Carefully frowns if you want to get serious. Bows his head skeptically when questions become uncomfortable. His poll numbers are rising. for now.
His troops in the ministry, who are quite related by marriage, provide him with the templates for the nuclear phase-out, for successful gas storage, the LNG terminals – but also those that make him stumble mightily. First and foremost: the Building Energy Act (GEG).
Habeck’s poll numbers tumble
The GEG makes the Watschenmann out of the Nord-Star. Not only BILD criticizes the “heat pump project” because nobody, not even Habeck, can explain how citizens should pay for the complete conversion of their house (heating plus renovation).
Habeck’s poll numbers tumble within months, only bogeys from the AfD and the left rank below his values. Since then, Habeck has been struggling with his job, his star role!
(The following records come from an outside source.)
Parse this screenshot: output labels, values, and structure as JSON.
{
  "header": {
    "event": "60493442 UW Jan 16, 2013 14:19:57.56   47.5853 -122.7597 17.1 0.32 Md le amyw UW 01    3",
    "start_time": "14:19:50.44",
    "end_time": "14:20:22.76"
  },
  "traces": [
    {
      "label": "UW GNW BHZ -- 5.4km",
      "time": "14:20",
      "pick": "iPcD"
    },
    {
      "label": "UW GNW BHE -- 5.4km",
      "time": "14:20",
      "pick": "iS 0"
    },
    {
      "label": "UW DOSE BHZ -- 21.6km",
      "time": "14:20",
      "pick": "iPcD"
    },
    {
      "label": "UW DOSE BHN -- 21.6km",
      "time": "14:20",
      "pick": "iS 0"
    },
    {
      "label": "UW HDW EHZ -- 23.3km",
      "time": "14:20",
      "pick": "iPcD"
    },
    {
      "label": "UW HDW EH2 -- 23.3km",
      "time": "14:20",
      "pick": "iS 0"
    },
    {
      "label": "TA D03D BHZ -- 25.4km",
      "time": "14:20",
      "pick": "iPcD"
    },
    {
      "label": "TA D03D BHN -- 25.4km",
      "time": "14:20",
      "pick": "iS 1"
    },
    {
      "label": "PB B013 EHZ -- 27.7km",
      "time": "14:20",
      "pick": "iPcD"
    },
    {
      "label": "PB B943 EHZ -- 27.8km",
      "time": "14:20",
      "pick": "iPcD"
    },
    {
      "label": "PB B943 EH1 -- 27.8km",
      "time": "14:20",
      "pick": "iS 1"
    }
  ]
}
He gets highly formal when he kicks out his best buddy Patrick Graichen, reading his lyrics word for word off the paper. The minister runs after critics in the Bundestag to confront them.
The office consumes: Habeck works from 6 a.m. to late in the evening, rarely returning to his old Berlin apartment long before midnight, to which he also withdrew in Corona days.
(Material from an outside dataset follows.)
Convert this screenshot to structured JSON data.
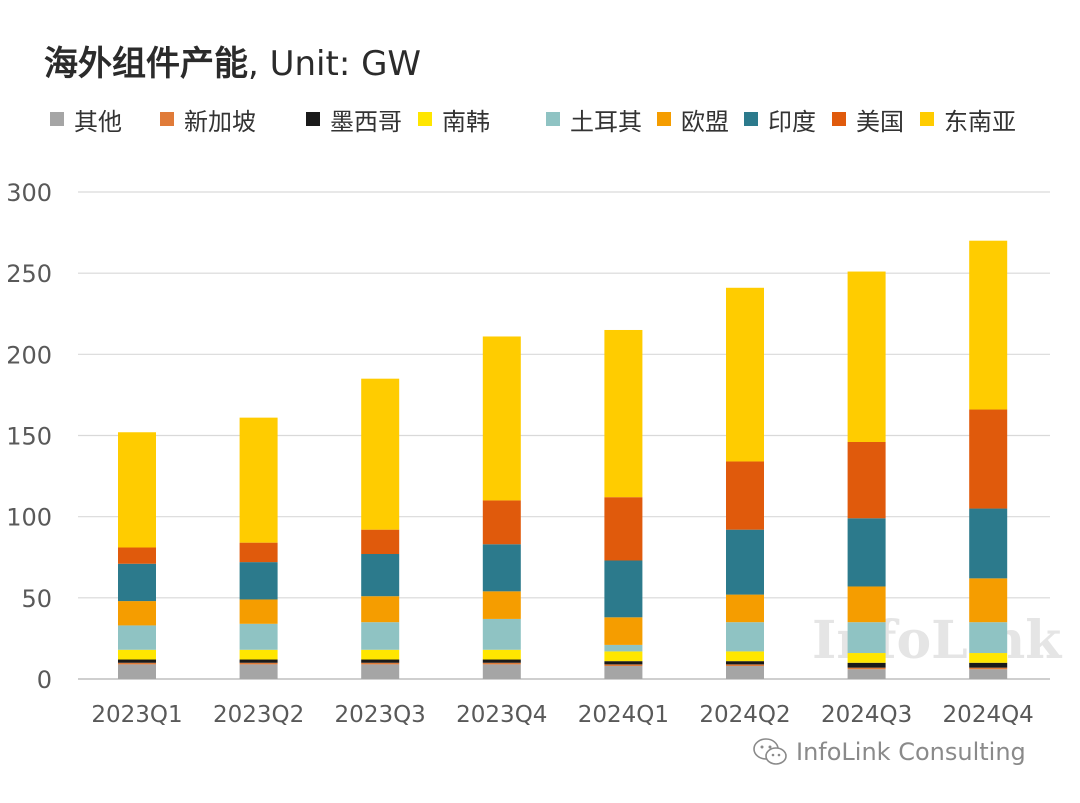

Having turned gray since taking office in Berlin, he only commutes to his Andrea in Flensburg at weekends. She comes to Berlin from time to time, where her sons are also studying. The other day, the two only had a short moment between Habeck’s return from South America and the onward flight to Japan, “to say hello,” says Andrea.
SHE has also turned HIS job gray. She suffers with him when criticism hails, continues to consider him “the best for the office”: “Without Robert, I wouldn’t vote green.”
But Habeck’s dream of personally leading the Green Party (“30 percent plus x”) to the Chancellery is fading. Competitor Baerbock as the next chancellor candidate? Seems far more likely than the weary Robert. Audience and players grumble and turn away!
“He didn’t have a good run and was too fast,” said Green Prime Minister Winfried Kretschmann (75) in “Zeit” about Habeck. Politics is a pragmatic event where you can’t put your head through the wall.
“Proceeding with bans in a complex structure such as the heating is a ride on a razor blade.” It is “a question of foresight to respond to criticism and then work out compromises”. Ouch. A slap from Kretschmann, of all people, the most successful Greens who had always supported Habeck so far.
“Politics is also a stage,” Habeck writes in his memoirs, “in the end you want people to gossip.”
What if nobody claps anymore? For this, too, Dr. Habeck already lectured: “Then you were just the wrong person and have to go – everything is probably right. But also very unfair.”
This article comes from BILD am SONNTAG. The ePaper of the entire issue is available here.